# Cyclic coordinates

Generalized coordinates of a certain physical system that do not occur explicitly in the expression of the characteristic function of this system. When one uses the corresponding equations of motion, one may obtain at once for every cyclic coordinate the integral of motion corresponding to it. For example, if the Lagrange function $L(q_i,\dot q_i,t)$, where the $q_i$ are generalized coordinates, the $\dot q_i$ generalized velocities, and $t$ the time, does not contain $q_j$ explicitly, then $q_j$ is a cyclic coordinate, and the $j$-th Lagrange equation has the form $(d/dt)(\partial L/\partial\dot q_j)=0$ (cf. Lagrange equations (in mechanics)), which at once gives an integral of motion

$$\frac{\partial L}{\partial\dot q_j}=\text{const}.$$

#### References

 [1] L.D. Landau, E.M. Lifshits, "Mechanics" , Pergamon (1965) (Translated from Russian)

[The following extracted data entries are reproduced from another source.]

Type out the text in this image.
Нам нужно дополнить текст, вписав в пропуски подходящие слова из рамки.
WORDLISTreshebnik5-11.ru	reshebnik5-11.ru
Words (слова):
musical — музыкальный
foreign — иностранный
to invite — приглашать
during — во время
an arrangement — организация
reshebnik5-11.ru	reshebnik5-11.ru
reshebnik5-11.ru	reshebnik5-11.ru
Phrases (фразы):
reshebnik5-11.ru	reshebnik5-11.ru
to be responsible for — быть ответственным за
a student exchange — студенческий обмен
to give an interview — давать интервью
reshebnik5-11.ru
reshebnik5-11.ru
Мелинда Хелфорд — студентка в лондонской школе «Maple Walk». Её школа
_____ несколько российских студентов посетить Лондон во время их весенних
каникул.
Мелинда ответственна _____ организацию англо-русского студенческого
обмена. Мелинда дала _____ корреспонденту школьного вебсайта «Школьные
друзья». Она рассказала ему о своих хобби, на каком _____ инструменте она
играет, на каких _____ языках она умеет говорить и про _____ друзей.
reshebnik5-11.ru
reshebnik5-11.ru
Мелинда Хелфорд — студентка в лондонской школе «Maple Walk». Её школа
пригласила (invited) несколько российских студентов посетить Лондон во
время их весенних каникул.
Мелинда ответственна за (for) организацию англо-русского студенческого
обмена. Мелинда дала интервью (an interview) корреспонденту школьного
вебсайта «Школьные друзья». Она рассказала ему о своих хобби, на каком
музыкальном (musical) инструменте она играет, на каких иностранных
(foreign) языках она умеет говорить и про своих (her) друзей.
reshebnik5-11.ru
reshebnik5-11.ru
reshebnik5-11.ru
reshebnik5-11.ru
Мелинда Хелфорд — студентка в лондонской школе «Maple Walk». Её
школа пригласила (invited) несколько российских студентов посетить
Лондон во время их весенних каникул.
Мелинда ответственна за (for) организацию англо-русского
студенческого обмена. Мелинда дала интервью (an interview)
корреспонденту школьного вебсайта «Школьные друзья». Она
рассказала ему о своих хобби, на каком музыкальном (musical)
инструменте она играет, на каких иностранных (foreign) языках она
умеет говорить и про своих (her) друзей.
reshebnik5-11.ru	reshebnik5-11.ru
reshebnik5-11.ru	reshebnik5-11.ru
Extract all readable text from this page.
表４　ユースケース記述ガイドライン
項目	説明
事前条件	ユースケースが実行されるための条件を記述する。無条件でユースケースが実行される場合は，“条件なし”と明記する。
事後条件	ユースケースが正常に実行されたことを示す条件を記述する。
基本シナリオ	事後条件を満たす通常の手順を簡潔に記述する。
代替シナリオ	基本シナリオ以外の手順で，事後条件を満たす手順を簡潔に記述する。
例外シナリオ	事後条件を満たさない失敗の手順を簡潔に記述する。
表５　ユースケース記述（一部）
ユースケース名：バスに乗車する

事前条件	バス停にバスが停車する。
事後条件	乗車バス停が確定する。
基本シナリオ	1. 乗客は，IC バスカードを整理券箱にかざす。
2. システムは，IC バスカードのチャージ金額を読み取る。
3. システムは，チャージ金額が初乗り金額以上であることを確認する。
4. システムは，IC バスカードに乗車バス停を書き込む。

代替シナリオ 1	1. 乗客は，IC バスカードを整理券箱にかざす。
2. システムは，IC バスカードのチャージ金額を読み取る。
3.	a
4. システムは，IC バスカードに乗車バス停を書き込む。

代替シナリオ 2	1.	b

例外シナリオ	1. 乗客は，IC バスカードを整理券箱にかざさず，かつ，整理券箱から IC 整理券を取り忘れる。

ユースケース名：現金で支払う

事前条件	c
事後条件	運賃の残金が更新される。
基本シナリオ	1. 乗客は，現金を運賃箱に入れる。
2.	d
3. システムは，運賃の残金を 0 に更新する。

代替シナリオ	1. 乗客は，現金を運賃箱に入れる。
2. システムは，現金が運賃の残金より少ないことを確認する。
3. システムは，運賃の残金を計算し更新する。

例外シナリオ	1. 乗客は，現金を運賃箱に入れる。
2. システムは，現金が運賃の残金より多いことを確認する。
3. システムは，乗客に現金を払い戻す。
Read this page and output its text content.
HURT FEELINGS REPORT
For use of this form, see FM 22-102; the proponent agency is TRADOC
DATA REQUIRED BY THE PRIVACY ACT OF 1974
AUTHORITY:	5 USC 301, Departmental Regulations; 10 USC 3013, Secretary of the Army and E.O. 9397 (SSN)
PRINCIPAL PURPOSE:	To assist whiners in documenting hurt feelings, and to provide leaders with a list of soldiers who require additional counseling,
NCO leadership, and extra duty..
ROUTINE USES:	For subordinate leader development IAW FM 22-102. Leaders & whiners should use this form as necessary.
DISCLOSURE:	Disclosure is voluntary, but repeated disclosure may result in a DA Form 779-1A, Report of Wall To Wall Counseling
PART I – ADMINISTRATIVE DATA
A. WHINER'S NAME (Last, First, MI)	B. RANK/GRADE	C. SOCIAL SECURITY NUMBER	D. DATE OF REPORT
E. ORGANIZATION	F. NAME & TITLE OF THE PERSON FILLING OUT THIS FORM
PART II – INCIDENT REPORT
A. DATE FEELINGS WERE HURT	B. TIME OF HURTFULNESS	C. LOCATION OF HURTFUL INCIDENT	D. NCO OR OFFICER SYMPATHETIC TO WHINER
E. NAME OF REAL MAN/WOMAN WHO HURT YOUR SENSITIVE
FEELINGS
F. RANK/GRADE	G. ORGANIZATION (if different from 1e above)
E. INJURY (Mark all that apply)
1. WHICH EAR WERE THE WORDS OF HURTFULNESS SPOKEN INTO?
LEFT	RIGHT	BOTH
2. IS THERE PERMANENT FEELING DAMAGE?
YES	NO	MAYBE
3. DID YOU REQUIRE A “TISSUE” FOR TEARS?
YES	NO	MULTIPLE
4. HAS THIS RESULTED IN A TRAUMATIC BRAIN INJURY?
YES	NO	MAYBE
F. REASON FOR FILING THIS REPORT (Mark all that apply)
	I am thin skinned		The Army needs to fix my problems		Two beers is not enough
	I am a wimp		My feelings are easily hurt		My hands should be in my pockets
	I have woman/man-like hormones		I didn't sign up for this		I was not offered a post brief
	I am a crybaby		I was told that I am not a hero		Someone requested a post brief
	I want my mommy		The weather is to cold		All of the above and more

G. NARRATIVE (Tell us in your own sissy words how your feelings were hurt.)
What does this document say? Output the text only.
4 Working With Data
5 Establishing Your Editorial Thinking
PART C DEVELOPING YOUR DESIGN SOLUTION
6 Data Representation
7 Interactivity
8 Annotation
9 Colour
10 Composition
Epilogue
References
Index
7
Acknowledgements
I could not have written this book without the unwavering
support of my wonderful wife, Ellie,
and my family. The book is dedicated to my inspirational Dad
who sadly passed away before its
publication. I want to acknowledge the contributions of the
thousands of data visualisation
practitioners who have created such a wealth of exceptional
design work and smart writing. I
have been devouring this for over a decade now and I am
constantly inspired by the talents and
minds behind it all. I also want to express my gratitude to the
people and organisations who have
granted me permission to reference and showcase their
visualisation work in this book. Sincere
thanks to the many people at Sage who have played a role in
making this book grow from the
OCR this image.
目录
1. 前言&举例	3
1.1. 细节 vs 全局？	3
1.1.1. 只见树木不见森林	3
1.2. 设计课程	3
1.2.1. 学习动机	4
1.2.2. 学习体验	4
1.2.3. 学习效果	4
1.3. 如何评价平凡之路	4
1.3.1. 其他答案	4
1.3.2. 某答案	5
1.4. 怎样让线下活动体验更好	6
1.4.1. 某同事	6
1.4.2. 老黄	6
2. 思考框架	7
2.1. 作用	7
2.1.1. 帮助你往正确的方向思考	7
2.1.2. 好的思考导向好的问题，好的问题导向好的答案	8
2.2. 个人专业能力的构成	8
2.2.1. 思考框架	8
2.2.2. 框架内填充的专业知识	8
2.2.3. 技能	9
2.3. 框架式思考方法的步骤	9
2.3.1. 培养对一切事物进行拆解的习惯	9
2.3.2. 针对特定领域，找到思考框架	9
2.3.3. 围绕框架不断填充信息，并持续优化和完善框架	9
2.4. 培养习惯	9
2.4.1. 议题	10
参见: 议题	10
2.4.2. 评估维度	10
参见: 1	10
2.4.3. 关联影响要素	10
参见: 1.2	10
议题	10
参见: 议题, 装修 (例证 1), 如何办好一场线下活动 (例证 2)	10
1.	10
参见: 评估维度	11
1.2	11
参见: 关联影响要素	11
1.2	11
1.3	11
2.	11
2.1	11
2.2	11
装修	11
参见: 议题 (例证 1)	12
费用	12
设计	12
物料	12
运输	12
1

The notion of a cyclic coordinate (angle coordinate, angle variable) ties in with action-angle coordinates in the theory of completely-integrable Hamiltonian systems. Each such system (with finite degrees of freedom) can be transformed into one with coordinates $(y_k,x_k)$ such that the Hamiltonian has the form $H(y_1,\dots,y_n)$, i.e. does not contain $x_1,\dots,x_n$. Then the $y_k$ are called the action coordinates and the $x_k$ the angle coordinates.